Thursday, October 13, 2011

Denial

To be in denial is to look toward other sources outside of yourself to blame for your problems. For instance, if you are trying to lose weight, and are unsuccessful, you blame the Cheetos or Doritos or Oreos or other foods like those for being so delicious when in reality, you are in control. You can decide whether or not to partake in the eating of sweets. You are the one who can control what you eat. The marketers of snack foods are just doing their jobs. They try and lure you in to buying and consuming their products. There is nothing that dictates that you buy them. That is what it means to be in denial.

Thursday, September 29, 2011

In Class Writing: Luther Standing Bear and Chief Seattle's speech

In the Luther Standing Bear statement, he talks about the differences between “white man” and his tribe, the Lakotas. He explains that what “white man” sees as wild, like animals and wilderness, the Lakotas see as tame. They feel that the animals have just as many rights as they did, and they therefore never enslaved animals, and they only killed what they needed for food and clothing, a very different way of thinking than that of the Europeans. Chief Seattle’s speech covers the fact that his tribe’s relevance is significantly decreasing because of the Europeans bit by bit taking over their land. Also, he feels that the Europeans are not treating them as an equal but rather inferior.

Chief Seattle’s speech has long been controversial. Did he really speak these words? Or is it just a story that Dr. Smith made up? Several issues come out of this speech. For one, records of him giving this speech have been translated. There is no record of the speech in its original language. For another, it has been revised and retranslated so many times in the last century. There were even lines that were added. So how do we know for sure if these were the words he spoke, or were they just put in his mouth? This is one of the biggest mysteries, one that will more than likely never be solved.

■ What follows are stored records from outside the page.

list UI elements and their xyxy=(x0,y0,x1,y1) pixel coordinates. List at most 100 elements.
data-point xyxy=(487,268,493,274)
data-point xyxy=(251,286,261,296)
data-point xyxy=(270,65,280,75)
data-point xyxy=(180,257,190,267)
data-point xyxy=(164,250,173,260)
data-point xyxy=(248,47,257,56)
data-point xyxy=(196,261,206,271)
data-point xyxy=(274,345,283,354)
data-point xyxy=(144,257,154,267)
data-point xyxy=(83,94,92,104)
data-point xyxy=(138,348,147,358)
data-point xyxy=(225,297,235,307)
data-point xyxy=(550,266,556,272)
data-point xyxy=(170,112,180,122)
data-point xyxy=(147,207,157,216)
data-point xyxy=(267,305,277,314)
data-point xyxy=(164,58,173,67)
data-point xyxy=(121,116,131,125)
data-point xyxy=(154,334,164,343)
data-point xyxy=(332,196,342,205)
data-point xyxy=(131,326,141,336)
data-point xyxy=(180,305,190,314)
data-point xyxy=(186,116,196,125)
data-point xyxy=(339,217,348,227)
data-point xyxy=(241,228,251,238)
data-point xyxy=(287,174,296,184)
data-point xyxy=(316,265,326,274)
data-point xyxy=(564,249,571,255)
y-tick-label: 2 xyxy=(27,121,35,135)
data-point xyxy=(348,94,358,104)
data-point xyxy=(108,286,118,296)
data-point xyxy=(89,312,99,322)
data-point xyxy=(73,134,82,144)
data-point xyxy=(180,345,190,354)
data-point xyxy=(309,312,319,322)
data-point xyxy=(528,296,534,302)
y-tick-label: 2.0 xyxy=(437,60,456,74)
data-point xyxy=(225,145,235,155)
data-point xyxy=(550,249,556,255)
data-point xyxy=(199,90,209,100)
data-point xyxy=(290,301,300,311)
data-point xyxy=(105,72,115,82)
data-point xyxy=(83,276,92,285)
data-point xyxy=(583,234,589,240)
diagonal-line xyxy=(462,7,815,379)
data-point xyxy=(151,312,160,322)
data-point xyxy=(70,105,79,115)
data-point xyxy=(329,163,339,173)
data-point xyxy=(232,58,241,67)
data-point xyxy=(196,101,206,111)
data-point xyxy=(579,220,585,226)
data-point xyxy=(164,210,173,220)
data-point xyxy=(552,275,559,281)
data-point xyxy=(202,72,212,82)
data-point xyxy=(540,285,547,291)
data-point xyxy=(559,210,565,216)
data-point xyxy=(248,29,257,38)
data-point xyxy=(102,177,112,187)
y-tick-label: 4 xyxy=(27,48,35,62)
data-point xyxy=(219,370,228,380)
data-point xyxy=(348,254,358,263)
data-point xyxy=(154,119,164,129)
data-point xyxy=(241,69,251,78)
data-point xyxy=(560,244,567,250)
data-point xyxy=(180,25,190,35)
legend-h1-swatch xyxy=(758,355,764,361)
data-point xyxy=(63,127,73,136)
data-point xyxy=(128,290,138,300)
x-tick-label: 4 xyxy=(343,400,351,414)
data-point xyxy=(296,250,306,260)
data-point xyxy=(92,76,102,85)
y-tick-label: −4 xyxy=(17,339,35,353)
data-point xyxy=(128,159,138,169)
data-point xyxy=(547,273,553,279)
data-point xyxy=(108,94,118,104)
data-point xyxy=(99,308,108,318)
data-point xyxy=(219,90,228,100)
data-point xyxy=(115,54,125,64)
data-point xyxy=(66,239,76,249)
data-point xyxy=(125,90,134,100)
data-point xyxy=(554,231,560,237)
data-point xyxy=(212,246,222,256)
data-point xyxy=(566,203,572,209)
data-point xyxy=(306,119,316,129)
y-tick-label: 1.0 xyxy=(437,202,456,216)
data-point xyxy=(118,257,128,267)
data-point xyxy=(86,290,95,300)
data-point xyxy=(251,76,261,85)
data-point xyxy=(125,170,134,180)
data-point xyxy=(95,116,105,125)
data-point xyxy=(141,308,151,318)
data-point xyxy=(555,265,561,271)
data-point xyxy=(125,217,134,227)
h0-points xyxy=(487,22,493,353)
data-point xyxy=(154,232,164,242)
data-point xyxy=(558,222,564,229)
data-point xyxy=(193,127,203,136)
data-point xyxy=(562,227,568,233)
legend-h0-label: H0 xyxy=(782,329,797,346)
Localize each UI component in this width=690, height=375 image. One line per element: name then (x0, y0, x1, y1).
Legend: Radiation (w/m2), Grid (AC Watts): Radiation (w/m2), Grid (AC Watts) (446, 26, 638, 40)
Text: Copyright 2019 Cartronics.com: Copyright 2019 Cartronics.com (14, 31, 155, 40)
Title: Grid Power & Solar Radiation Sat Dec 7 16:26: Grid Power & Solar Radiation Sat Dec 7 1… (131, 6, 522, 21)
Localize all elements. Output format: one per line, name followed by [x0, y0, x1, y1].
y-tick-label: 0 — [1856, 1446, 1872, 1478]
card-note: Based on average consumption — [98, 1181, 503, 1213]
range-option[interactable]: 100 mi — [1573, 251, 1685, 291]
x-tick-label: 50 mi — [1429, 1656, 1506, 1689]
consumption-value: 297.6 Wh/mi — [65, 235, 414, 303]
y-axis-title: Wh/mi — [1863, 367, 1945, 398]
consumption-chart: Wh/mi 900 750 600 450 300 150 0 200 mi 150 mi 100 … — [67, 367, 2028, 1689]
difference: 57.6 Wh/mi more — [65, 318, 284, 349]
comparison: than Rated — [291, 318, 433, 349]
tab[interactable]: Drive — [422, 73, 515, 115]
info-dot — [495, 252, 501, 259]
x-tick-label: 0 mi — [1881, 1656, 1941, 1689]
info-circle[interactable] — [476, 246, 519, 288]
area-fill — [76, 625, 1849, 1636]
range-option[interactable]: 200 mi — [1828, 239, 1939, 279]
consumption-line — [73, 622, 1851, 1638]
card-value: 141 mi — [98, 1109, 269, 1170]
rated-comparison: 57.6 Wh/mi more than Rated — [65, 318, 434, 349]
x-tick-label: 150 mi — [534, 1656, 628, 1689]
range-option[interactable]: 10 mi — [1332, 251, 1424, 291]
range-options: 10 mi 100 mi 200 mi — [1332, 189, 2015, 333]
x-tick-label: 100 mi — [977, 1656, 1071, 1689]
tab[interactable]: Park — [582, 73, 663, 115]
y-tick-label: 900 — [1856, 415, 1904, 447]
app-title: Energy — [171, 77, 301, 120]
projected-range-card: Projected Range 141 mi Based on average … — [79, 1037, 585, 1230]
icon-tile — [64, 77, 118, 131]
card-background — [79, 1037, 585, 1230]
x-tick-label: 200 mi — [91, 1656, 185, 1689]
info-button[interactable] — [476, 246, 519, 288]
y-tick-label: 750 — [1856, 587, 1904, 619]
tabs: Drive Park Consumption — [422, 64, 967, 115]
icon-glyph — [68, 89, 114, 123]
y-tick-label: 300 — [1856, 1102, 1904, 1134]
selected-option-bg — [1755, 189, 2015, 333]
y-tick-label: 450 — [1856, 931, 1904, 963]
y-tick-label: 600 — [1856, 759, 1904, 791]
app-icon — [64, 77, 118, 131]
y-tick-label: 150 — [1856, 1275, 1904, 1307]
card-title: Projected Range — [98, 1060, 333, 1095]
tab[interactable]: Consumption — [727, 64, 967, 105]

Remembering Chief Seattle: Reversing Cultural Studies of a Vanishing Native American

Crisca Bierwert

American Indian Quarterly

Vol. 22, No. 3 (Summer, 1998), pp. 280-304

Published by: University of Nebraska Press

Article Stable URL: http://www.jstor.org.prox.lib.ncsu.edu/stable/1184814

Chief Seattle's speech: real or not?

As I was reading this speech, I found myself torn. Part of me thinks it's hard to make something like this up, and another thinks that it does sound awfully poetic. The person who supposedly translated it doesn't know the language that Seattle's people speak. Some of the things he said were a little strange too. He basically said that they were not worried about losing more of their homeland to the Europeans. I wouldn't think that that would be the case. However, I guess we will never really know whether it happened for real or not.

Tuesday, September 27, 2011

Controversy in China









While hydro power is one of the most productive forms of alternative energy, it does not come without controversy. It was first proposed over 90 years ago by Sun Yat Sen, but it wasn't until 1992 when Chinese premier Li Peng proposed the 3 Gorges Dam, set to be one of the largest dams in the world, that it was built. The project cost $180 billion. It was meant to control the flow of the Yangtze River, as well as provide electricity, ultimately to boost their economy. While it has done just that, it has also created a new range of problems. The dam is preventing the river from getting rid of pollutants, leading to a significant decrease in the quality of the water supply, causing soil erosion, which results in landslides, and forced more than 1.4 million citizens to move. This is causing much controversy, and will continue to do so until these problems are fixed.